Дверь была открыта. И люк тоже.
Как я и предполагал, отец Понс был в крипте.
Увидев меня, он раскрыл мне объятия. Я бросился к нему и выложил, как на духу, все свои беды.
— Ты вполне заслужил еще одну пощечину, — сказал он, ласково прижимая мою голову к своему плечу.
— Да что вы все, сговорились?!
Он велел мне сесть и зажег несколько свечей.
— Жозеф, ты один из последних уцелевших сыновей великого народа, который только что подвергся уничтожению. Шесть миллионов евреев были убиты… Шесть миллионов! И хочешь ты того или нет, ты в долгу перед этими мучениками.
— Но что же у меня с ними общего, отец мой?
— То, что они дали тебе жизнь. То, что тебе грозила гибель вместе с ними.
— Ну и что? Разве не могу я думать по-другому, чем они?
— Разумеется можешь. Тем не менее ты обязан свидетельствовать о том, что они существовали, — в час, когда их больше не существует.
— А почему я, а не вы?
— И я тоже, каждый по-своему.
— Я не хочу отмечать бар-мицву. Я хочу верить в Иисуса Христа, как вы.
— Послушай, Жозеф, ты должен отпраздновать свою бар-мицву, хотя бы из любви к матери и из уважения к отцу. А насчет веры — там будет видно. Потом.
— Но…
— Сегодня самое главное для тебя — это признать, что ты еврей. Религиозные верования тут совершенно ни при чем. А позже, если ты по-прежнему будешь настаивать, ты сможешь стать евреем, обращенным в христианство.

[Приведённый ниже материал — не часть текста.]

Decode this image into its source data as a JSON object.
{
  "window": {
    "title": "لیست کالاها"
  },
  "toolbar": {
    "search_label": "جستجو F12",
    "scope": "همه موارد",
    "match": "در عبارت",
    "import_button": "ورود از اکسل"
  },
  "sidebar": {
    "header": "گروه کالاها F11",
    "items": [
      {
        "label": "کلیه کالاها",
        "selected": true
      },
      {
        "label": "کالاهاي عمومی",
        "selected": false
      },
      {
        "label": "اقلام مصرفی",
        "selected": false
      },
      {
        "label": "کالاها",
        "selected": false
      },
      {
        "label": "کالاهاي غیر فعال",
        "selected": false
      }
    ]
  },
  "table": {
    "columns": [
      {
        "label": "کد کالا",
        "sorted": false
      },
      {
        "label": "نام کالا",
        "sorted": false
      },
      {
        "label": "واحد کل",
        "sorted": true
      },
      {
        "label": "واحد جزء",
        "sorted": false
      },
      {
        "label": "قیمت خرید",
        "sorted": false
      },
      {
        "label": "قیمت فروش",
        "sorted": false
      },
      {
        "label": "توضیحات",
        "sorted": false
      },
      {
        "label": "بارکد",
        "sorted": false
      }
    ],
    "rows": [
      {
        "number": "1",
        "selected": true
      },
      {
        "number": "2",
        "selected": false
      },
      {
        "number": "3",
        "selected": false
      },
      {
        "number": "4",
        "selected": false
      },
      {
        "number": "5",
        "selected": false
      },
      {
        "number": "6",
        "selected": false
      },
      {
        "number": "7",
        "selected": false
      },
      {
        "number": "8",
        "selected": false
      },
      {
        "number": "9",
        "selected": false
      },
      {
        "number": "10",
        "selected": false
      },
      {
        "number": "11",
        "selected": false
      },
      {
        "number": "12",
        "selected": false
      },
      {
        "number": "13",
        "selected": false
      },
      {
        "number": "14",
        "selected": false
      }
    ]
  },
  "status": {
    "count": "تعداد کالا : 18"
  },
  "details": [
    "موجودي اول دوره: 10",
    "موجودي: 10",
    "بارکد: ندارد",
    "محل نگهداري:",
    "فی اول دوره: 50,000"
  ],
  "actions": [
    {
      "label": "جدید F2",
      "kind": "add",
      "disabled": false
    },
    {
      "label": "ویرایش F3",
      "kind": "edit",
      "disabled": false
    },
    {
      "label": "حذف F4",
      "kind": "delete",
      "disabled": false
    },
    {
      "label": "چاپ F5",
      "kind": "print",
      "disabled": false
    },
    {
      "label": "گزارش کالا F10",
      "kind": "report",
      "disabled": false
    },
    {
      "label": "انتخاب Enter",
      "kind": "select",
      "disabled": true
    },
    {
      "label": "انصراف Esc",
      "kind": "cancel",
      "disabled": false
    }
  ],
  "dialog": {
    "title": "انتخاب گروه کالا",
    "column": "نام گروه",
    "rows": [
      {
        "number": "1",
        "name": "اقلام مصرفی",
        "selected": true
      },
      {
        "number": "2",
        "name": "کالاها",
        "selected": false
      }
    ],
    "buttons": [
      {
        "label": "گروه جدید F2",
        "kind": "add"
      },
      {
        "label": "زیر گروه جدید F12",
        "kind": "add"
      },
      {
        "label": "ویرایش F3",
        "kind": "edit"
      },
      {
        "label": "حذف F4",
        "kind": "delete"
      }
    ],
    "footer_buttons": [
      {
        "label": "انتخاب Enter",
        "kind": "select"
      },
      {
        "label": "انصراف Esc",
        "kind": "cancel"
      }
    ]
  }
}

— Так что же, я по-прежнему останусь евреем? Навсегда?
— Да, Жозеф, ты останешься евреем навсегда. Отпразднуй свою бар-мицву. Иначе ты разобьешь сердце родителям.
Я чувствовал в глубине души, что он прав.
— По правде говоря, отец мой, мне даже нравилось быть евреем вместе с вами.
Он расхохотался:
— Мне тоже, Жозеф, мне очень нравилось быть евреем вместе с тобой!
Мы с ним еще хорошенько повеселились. Потом он взял меня за плечи:
— Отец любит тебя, Жозеф. Быть может, он любит тебя неловко или не так, как хотелось бы тебе, однако же он любит тебя так, как никогда не полюбит никого другого и как никто другой никогда не полюбит тебя.
— Даже вы?
— Жозеф, я люблю тебя так же, как и других ребят; быть может, несколько больше… Но это совсем другая любовь.
По тому облегчению, которое я испытал, мне стало ясно, что за этими словами я к нему и пришел.
— Ты должен освободиться от меня, Жозеф. Моя миссия выполнена. Теперь мы с тобой можем быть друзьями.
Он широким жестом обвел рукой крипту:
— Ты ничего не замечаешь?
Несмотря на полумрак, я разглядел, что подсвечников больше не было, свитка Торы тоже и фотографии Иерусалима… Я подошел поближе к книжным полкам:
— Как!.. Это уже не еврейские книги!
— Это уже не синагога.
— Что случилось?
— Я начинаю собирать новую коллекцию.
Он погладил корешки книг с непонятными мне буквами.
— Сталин может уничтожить русскую душу. Я собираю произведения преследуемых поэтов.
Но ведь это измена! Отец Понс нас предает!
Он явно прочел в моих глазах этот упрек.
— Нет, я не предаю тебя, Жозеф. Евреями придется заняться тебе. Отныне Ной — это ты.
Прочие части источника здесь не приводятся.